I don't understand it all ;-) but I feel that keeping mosfet right around the Miller plateau would allo very fast opening/closing. Am I right ? I know there are scientific papers about circuits switching ordinary mosfets (with trr time in the 2us range) in 5ns
We should concentrate on this, at least i would if I had a team working on solutions :-)

[ayeaye]

I feel that keeping mosfet right around the Miller plateau would allo very fast opening/closing.

Yes i guess. And should decrease the input energy too, as all the charge in Cgs gets wasted when the input goes to zero, and it will be completely discharged to ground. And should also decrease the leaking to the circuit after the pulse, because Cgd will also not be fully discharged.

If you don't understand the leaking, then think about it like this. When the (n-) mosfet is closed, then all the circuit is really connected from the ground to the drain. When we charge Cgd, then the current goes from the ground to drain. And when we discharge Cgd, then the current goes from the drain to ground. This evidently is all the leaking to the circuit there.

[ayeaye]

My hand drawing was a kind of bad, so i added below a drawing made with gschem, which explains mosfet leaking. I hope that all understand it now.
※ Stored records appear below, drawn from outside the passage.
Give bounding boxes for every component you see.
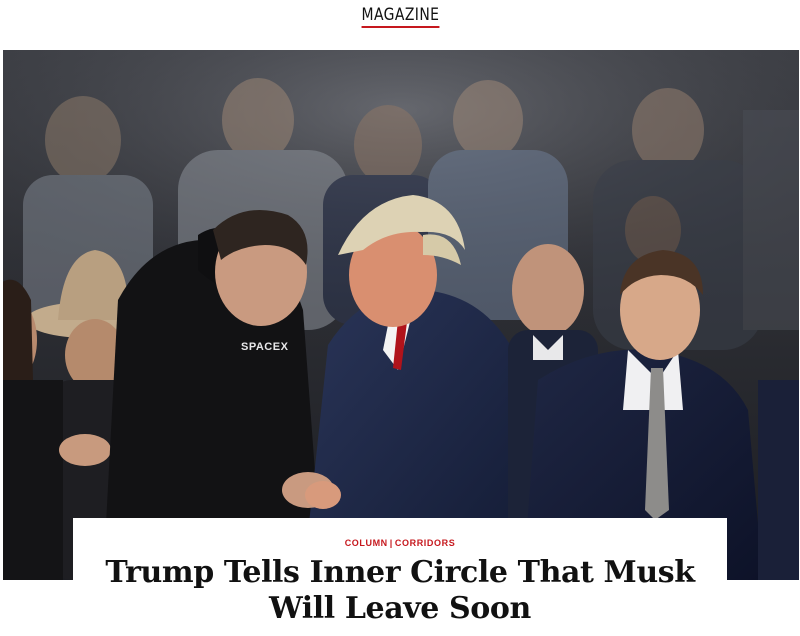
subcategory-link[interactable]: CORRIDORS bbox=[395, 538, 455, 548]
magazine-section-link[interactable]: MAGAZINE bbox=[361, 5, 439, 28]
rubric-separator: | bbox=[389, 538, 393, 548]
category-link[interactable]: COLUMN bbox=[345, 538, 388, 548]
headline-line-1: Trump Tells Inner Circle That Musk bbox=[105, 555, 695, 590]
headline-card: COLUMN | CORRIDORS Trump Tells Inner Circl… bbox=[73, 518, 727, 636]
article-rubric: COLUMN | CORRIDORS bbox=[73, 537, 727, 549]
partial-figure-right bbox=[758, 380, 799, 580]
article-headline[interactable]: Trump Tells Inner Circle That Musk Will … bbox=[73, 555, 727, 627]
headline-line-2: Will Leave Soon bbox=[269, 591, 531, 626]
hero-image[interactable]: SPACEX bbox=[3, 50, 799, 580]
masthead: MAGAZINE bbox=[0, 5, 800, 28]
hero-photo-illustration: SPACEX bbox=[3, 50, 799, 580]
hoodie-logo: SPACEX bbox=[241, 341, 289, 353]
article-page: MAGAZINE SPACEX COLUMN | CORRIDORS Trump… bbox=[0, 0, 800, 636]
On that drawing, Cgd is not a capacitor, but the (n) mosfet's gate to drain capacitance. Mosfet is not drawn, because on both diagrams above and below, it is closed, that is, it is the same as not connected. The gate to drain capacitance is in both cases connected to the ground, so the leaking to the circuit does not depend on it anyhow.

The arrow shows on both diagrams the direction of the negative current, that is current which is considered to be a movement of negative particles.

Hope it was useful for someone for some purpose.